In order to simplify the calculations, we assume a 1 based index (starting at 1)

Example:

n = xxxx
l = [0, 0, 1, 1]
K = 2 => 3
Number of permutations starting with 0: K0 = 3! / (2! * 1!) = 3
K <= K0 => first bit is a 0

n = 0xxx
l = [0, 1, 1]
K = K = 3
Number of permutations starting with 0: K0 = 2! / (2! * 0!) = 1
K > K0 => first bit is a 1

n = 01xx
l = [0, 1]
K = K - K0 = 2
Number of permutations starting with 0: K0 = 1! / (1! * 0!) = 1
K > K0 => first bit is a 1

n = 011x
l = [0]
K = K - K0 = 1
Number of permutations starting with 0: K0 = 1! / (0! * 0!) = 1
K <= K0 => first bit is a 0

n = 0110 Which is verified in your example.

Implementing this algorithm can be tricky, make sure to handle correctly the case where the whole list is composed of only 0s or 1s.
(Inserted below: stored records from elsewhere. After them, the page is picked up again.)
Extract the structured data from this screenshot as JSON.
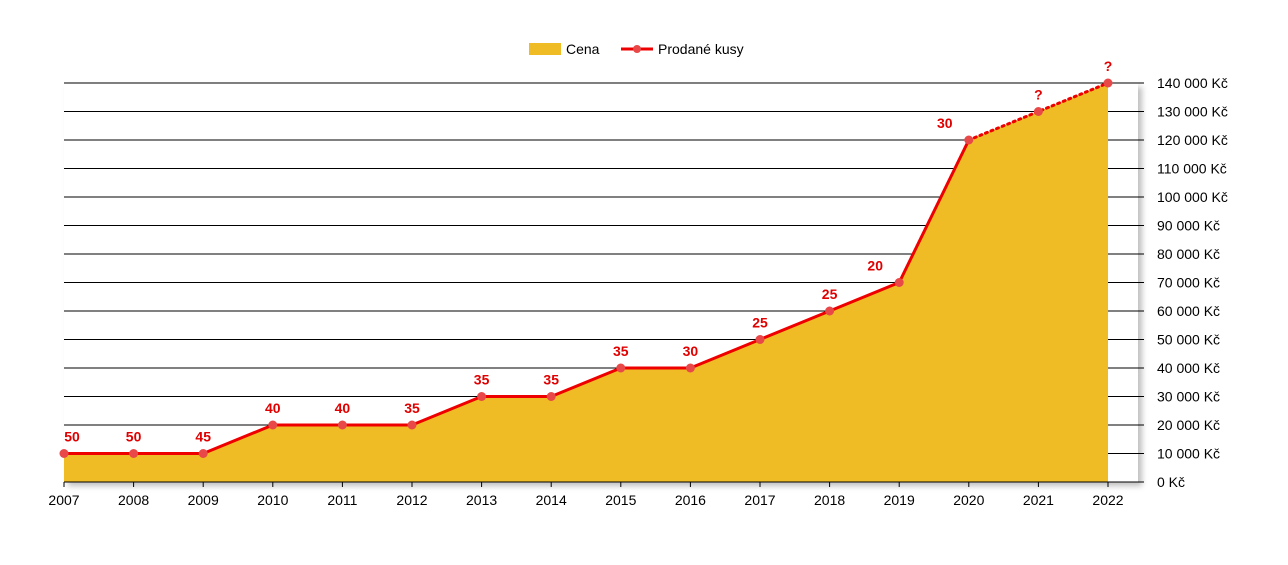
{
  "chart_data": {
    "type": "area",
    "categories": [
      "2007",
      "2008",
      "2009",
      "2010",
      "2011",
      "2012",
      "2013",
      "2014",
      "2015",
      "2016",
      "2017",
      "2018",
      "2019",
      "2020",
      "2021",
      "2022"
    ],
    "series": [
      {
        "name": "Cena",
        "type": "area",
        "values": [
          10000,
          10000,
          10000,
          20000,
          20000,
          20000,
          30000,
          30000,
          40000,
          40000,
          50000,
          60000,
          70000,
          120000,
          130000,
          140000
        ]
      },
      {
        "name": "Prodané kusy",
        "type": "line",
        "labels": [
          "50",
          "50",
          "45",
          "40",
          "40",
          "35",
          "35",
          "35",
          "35",
          "30",
          "25",
          "25",
          "20",
          "30",
          "?",
          "?"
        ],
        "dotted_from_index": 13
      }
    ],
    "y_axis": {
      "ticks": [
        "0 Kč",
        "10 000 Kč",
        "20 000 Kč",
        "30 000 Kč",
        "40 000 Kč",
        "50 000 Kč",
        "60 000 Kč",
        "70 000 Kč",
        "80 000 Kč",
        "90 000 Kč",
        "100 000 Kč",
        "110 000 Kč",
        "120 000 Kč",
        "130 000 Kč",
        "140 000 Kč"
      ],
      "position": "right",
      "ylim": [
        0,
        140000
      ]
    },
    "grid": true,
    "legend": "top-center",
    "colors": {
      "area": "#f0bc25",
      "line": "#ee0000",
      "marker": "#e84848",
      "label": "#e00000"
    }
  }
}
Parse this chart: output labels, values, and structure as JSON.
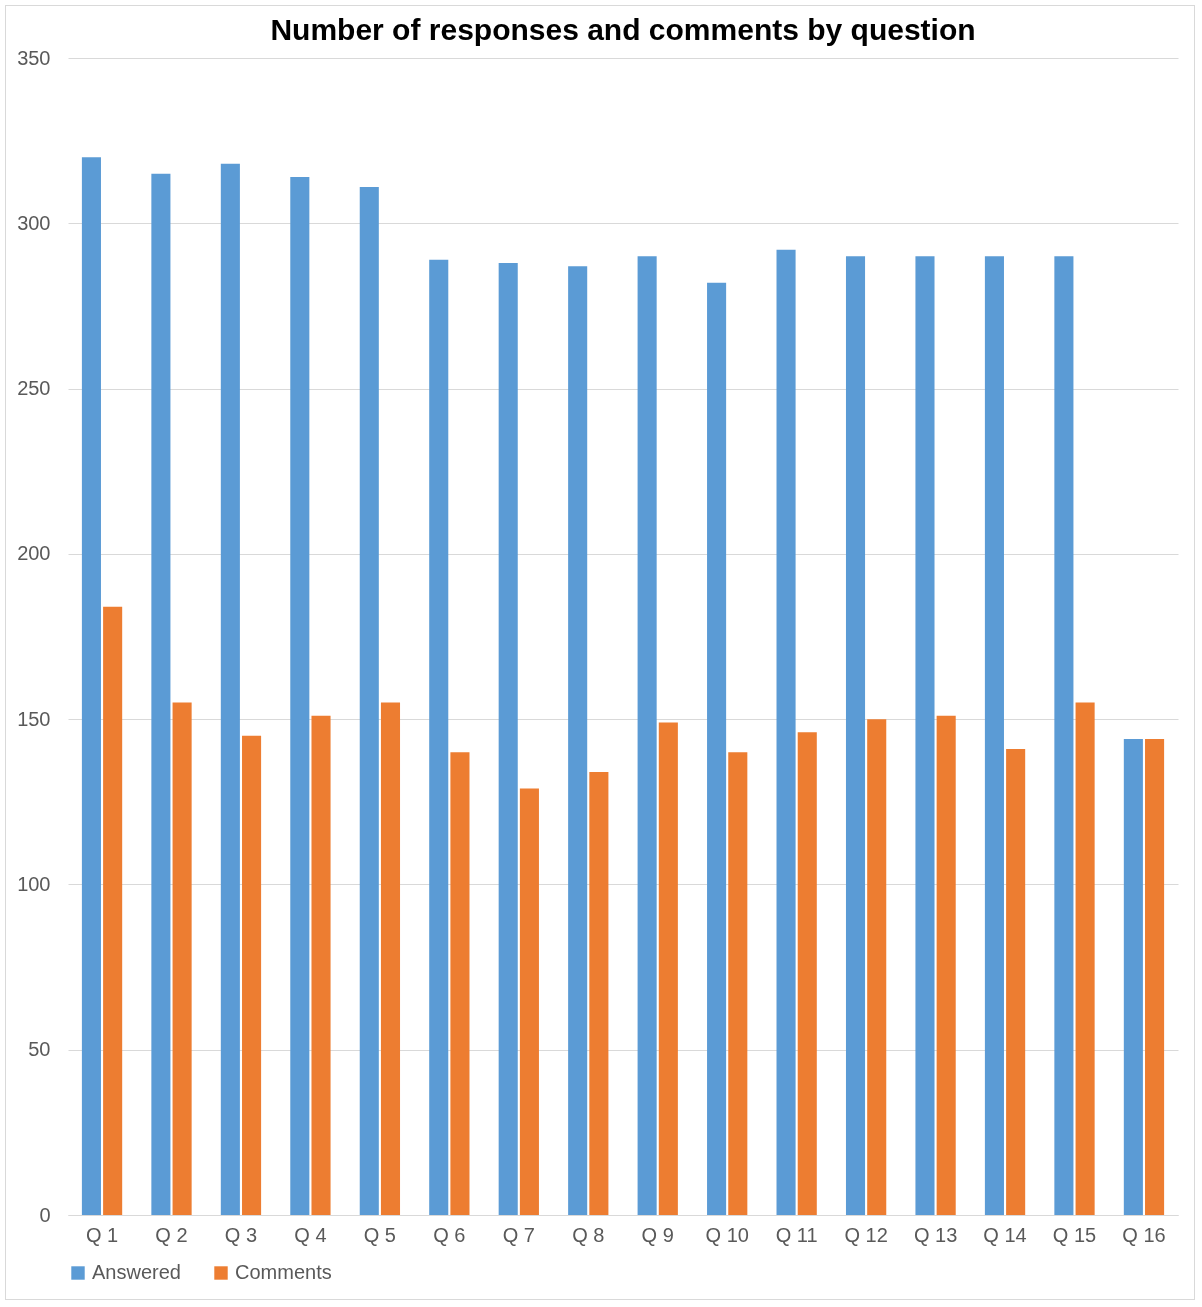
{
  "chart_data": {
    "type": "bar",
    "title": "Number of responses and comments by question",
    "categories": [
      "Q 1",
      "Q 2",
      "Q 3",
      "Q 4",
      "Q 5",
      "Q 6",
      "Q 7",
      "Q 8",
      "Q 9",
      "Q 10",
      "Q 11",
      "Q 12",
      "Q 13",
      "Q 14",
      "Q 15",
      "Q 16"
    ],
    "series": [
      {
        "name": "Answered",
        "color": "#5b9bd5",
        "values": [
          320,
          315,
          318,
          314,
          311,
          289,
          288,
          287,
          290,
          282,
          292,
          290,
          290,
          290,
          290,
          144
        ]
      },
      {
        "name": "Comments",
        "color": "#ed7d31",
        "values": [
          184,
          155,
          145,
          151,
          155,
          140,
          129,
          134,
          149,
          140,
          146,
          150,
          151,
          141,
          155,
          144
        ]
      }
    ],
    "ylim": [
      0,
      350
    ],
    "yticks": [
      0,
      50,
      100,
      150,
      200,
      250,
      300,
      350
    ],
    "grid": "y",
    "legend": "bottom"
  }
}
Also computing the factorials might take sometime (and cause overflow in other languages), but it's possible to precompute them.

Answer 3

Some ideas how you can try to attack this problem.

Here is a simple program to print all permutations:

import sys

oneBits = int(sys.argv[1])
totalLen = int(sys.argv[2])

low = 2**oneBits-1
end = 2**totalLen

print 'oneBits:',oneBits
print 'totalLen:',totalLen
print 'Range:',low,'-',end
print
format = '{0:0%db}' % totalLen
index = 0
print 'Index Pattern Value'
for i in range(low,end):
    val = format.format(i)
    if val.count('1') == oneBits:
        print '%5d %s %5d' % (index,val,i)
        index += 1

As you can see, it works purely on bit operations (well, I'm cheating a bit when counting the 1 bits :-)
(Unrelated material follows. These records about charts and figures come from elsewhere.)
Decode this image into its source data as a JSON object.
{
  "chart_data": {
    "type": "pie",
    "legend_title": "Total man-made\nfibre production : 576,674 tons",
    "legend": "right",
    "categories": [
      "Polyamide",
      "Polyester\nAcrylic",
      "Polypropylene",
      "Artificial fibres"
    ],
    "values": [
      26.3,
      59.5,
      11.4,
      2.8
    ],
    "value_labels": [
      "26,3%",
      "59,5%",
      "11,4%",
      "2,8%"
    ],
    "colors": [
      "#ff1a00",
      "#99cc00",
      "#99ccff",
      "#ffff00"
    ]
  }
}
When you run it with various inputs, you'll see that the input has patterns:

oneBits: 2
totalLen: 5
Range: 3 - 32

Index Pattern Value
    0 00011     3
    1 00101     5
    2 00110     6  <-- pure shift
    3 01001     9
    4 01010    10
    5 01100    12  <-- pure shift
    6 10001    17
    7 10010    18
    8 10100    20
    9 11000    24  <-- pure shift

So my first approach would be to find out the indexes where these pure shifts happen. The distances depend only on the number of 0 and 1 bits. Since the sum is always 1024, that means you should be able to pre-calculate those spots and store the results in a table with 1024 entries. This will get you close to the spot you want to be.

Answer 4

Based on the idea of Samy Arous, I change his alg a bit:

if K >= K0 => The permutation starts with 1, K = K - K0
if K < K0  => The permutation starts with 0, K remains the same

The following is my code:

import gmpy2

def find_permutation (lst, K, numberbit1, numberbit0):
    l = lst
    N = numberbit0
    M = numberbit1

    if N == len(l):
        return '1' * N
    if M == len(l):
        return '1' * M

    result = ''    
    for i in range (0, len(lst)-1):
        K0 = gmpy2.comb(len(l)-1, M)
        if (K < K0):
            result += '0'
            l.remove ('0')
        else:
            result += '1'
            l.remove ('1')
            M -=1
            K = K - K0
    result += l[0]
    return result

lst = ['0','1','1', '1']
K = 1
numberbit1 = 3
numberbit0 = 1
print find_permutation (lst, K, numberbit1, numberbit0)
        --> result = '1011'

Thank you. Though it is O(n) x (the complexity of gmpy2.comb), it is better than the alg in my question.